Each of these scenarios also assumes Dayforce can grow revenue, NOPAT, and FCF without increasing working capital or fixed assets. This assumption is unlikely but allows us to create best case scenarios that demonstrate the high expectations embedded in the current valuation.
Critical Details Found in Financial Filings by Our Robo-Analyst Technology
Below are specifics on the adjustments we made based on Robo-Analyst findings in Dayforce’s 10-Qs and 10-Ks:
Income Statement: we made around $50 million in adjustments, with a net effect of removing just under $50 million in non-operating expenses. Professional members can see all adjustments made to Dayforce’s income statement on the GAAP Reconciliation tab on the Ratings page on our website.
Balance Sheet: we made over $1.1 billion in adjustments to calculate invested capital with a net decrease of just under $200 million.

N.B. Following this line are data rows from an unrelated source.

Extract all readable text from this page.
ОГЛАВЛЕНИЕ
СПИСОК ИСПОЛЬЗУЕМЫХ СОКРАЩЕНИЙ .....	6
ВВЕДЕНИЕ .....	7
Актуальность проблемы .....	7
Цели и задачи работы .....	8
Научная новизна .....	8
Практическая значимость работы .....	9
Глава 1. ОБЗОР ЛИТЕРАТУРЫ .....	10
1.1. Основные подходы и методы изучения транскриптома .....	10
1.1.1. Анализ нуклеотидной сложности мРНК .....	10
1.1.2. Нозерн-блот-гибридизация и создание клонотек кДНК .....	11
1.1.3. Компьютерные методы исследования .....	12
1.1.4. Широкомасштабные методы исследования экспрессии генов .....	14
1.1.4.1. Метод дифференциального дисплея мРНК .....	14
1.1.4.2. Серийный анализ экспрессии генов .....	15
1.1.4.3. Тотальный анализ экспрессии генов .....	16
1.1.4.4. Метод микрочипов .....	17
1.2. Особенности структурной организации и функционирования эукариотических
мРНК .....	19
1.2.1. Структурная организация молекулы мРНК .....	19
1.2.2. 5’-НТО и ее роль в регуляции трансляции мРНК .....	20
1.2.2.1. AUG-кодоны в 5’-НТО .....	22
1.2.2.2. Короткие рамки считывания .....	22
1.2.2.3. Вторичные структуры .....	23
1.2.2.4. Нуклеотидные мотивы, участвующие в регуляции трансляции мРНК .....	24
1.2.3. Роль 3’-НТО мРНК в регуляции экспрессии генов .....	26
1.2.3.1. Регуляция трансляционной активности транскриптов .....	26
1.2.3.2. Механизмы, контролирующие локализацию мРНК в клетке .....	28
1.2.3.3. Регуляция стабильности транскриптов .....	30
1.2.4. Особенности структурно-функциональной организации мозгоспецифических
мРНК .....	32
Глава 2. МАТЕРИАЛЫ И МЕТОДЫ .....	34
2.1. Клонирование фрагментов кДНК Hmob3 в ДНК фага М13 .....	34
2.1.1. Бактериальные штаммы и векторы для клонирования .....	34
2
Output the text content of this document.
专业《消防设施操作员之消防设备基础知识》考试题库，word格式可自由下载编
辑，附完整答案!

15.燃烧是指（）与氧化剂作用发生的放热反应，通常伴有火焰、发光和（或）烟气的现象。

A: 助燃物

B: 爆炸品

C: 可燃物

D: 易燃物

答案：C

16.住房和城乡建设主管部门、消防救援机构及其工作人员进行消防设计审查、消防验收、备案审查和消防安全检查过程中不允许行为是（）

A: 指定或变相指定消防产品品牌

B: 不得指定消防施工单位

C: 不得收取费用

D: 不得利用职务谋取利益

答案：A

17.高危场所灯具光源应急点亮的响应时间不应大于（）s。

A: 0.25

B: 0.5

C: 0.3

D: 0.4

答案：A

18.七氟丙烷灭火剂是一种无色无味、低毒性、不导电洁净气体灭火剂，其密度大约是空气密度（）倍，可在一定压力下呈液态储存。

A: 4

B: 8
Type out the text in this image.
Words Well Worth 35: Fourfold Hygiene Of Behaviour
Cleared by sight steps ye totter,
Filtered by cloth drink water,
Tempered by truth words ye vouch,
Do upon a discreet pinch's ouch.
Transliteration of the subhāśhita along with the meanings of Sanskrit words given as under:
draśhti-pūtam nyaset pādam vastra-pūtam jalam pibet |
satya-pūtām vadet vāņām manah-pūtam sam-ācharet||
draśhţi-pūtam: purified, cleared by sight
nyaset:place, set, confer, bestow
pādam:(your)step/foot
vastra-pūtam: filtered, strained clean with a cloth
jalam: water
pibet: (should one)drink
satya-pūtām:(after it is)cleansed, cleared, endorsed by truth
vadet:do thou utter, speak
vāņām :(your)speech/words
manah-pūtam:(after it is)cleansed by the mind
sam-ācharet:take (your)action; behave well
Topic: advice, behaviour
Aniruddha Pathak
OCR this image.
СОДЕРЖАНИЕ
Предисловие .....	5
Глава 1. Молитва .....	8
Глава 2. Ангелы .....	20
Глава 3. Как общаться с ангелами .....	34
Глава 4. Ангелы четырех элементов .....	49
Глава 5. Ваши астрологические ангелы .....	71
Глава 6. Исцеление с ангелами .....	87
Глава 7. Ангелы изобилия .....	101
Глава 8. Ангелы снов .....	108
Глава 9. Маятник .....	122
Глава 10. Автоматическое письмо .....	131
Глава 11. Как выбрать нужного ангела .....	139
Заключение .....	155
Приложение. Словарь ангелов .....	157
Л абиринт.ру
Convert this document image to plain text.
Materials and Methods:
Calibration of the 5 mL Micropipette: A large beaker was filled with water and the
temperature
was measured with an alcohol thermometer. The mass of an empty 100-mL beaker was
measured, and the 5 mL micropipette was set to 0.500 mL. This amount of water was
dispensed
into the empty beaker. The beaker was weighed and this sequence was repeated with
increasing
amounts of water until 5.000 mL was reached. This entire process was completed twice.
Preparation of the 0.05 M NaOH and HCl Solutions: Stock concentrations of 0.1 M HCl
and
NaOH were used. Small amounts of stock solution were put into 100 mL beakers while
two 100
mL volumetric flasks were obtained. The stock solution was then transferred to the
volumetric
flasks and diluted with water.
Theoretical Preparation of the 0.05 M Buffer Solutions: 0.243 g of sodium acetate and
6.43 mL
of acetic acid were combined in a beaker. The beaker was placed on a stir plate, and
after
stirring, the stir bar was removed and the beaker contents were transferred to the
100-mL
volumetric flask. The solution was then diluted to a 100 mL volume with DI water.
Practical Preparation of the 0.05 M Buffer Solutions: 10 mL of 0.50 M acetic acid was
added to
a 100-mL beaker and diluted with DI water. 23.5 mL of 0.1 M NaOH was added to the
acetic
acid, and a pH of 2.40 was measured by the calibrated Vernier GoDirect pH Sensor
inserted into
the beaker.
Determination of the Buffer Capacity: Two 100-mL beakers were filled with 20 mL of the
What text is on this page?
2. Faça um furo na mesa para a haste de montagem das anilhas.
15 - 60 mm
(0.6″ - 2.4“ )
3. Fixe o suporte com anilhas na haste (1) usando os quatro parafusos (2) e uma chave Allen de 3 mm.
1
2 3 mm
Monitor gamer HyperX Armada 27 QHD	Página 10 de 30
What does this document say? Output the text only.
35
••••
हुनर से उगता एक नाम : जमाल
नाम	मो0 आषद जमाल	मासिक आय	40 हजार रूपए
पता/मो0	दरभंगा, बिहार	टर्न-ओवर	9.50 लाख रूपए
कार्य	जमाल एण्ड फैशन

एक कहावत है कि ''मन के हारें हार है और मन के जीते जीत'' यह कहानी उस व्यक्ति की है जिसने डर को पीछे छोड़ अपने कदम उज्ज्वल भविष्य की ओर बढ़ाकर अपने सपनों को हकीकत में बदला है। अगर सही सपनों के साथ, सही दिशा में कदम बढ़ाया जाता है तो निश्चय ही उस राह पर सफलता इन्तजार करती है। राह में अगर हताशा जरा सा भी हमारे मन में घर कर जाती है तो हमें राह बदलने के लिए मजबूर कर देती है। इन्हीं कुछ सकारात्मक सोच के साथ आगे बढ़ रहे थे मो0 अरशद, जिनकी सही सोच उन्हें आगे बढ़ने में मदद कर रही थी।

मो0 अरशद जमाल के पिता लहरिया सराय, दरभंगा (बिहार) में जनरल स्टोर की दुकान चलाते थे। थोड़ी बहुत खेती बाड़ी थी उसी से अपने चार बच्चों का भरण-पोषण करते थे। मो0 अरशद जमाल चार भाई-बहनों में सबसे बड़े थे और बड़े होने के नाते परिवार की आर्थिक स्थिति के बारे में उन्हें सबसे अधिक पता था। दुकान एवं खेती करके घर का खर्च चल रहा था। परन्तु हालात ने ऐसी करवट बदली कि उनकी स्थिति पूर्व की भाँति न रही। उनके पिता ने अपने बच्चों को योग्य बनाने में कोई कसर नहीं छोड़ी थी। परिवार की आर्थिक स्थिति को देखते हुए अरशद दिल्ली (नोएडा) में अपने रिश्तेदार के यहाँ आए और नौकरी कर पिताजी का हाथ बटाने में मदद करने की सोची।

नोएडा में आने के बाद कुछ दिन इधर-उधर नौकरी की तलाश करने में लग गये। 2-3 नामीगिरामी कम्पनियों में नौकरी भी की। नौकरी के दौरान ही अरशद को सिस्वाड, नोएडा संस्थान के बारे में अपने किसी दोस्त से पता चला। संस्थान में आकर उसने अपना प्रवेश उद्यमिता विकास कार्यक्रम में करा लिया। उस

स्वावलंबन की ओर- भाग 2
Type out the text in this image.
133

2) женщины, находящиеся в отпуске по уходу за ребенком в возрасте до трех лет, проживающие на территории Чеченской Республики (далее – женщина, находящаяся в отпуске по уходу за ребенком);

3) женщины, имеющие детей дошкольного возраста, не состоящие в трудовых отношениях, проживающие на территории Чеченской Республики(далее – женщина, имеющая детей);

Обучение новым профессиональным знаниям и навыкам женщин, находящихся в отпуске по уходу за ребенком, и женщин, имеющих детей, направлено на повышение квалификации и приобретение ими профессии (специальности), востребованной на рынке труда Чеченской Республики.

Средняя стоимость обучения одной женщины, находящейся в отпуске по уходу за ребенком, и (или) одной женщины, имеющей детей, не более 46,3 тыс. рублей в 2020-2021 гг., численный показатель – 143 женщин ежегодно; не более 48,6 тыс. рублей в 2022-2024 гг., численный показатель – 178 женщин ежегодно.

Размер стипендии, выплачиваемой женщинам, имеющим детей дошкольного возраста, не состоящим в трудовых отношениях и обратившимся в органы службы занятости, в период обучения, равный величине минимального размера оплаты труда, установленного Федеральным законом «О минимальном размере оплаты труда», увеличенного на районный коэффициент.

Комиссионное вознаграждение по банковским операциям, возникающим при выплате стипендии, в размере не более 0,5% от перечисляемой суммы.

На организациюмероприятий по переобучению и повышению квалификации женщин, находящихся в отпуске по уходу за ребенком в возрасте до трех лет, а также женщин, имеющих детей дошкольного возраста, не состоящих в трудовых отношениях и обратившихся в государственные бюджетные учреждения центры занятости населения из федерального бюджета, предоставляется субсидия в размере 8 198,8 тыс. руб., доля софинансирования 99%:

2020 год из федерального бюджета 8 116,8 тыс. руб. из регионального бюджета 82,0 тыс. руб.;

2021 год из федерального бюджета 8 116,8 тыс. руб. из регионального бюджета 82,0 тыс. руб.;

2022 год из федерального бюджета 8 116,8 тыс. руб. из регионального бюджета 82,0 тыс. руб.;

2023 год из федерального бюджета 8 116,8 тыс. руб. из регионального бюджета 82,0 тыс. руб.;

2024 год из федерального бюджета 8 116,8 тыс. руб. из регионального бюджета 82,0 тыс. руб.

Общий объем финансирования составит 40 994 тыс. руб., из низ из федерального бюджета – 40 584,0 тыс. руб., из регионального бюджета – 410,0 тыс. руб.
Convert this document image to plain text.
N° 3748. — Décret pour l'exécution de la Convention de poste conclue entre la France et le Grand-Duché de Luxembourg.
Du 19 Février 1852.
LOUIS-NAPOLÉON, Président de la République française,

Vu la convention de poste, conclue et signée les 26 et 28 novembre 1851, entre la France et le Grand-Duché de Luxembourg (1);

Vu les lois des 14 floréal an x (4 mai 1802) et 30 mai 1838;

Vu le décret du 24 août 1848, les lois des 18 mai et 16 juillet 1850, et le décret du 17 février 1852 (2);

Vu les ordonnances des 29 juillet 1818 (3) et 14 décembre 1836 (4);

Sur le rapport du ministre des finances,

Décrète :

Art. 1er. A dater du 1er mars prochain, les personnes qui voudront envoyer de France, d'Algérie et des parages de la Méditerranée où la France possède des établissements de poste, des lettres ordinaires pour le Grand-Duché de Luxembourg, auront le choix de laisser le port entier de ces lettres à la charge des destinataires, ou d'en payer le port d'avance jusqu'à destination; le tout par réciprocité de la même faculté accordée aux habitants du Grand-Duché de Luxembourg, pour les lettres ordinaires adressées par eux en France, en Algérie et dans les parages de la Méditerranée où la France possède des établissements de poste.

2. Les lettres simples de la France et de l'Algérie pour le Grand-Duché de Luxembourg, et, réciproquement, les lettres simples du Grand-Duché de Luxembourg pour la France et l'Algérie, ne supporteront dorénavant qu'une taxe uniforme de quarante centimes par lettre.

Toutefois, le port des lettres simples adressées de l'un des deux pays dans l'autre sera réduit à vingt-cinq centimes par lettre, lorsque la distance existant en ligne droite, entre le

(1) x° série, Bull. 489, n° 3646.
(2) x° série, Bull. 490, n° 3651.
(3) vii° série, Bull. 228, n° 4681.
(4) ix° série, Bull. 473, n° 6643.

One of the most notable adjustments was for other comprehensive income. Professional members can see all adjustments made to Dayforce’s balance sheet on the GAAP Reconciliation tab on the Ratings page on our website.
Valuation: we made just under $1.8 billion in adjustments to shareholder value with a net decrease of just under $1.0 billion. The most notable adjustment to shareholder value was for total debt. Professional members can see all adjustments to Dayforce’s valuation on the GAAP Reconciliation tab on the Ratings page on our website.
This article was originally published on February 21, 2025.
Disclosure: David Trainer, Kyle Guske II, and Hakan Salt receive no compensation to write about any specific stock, style, or theme.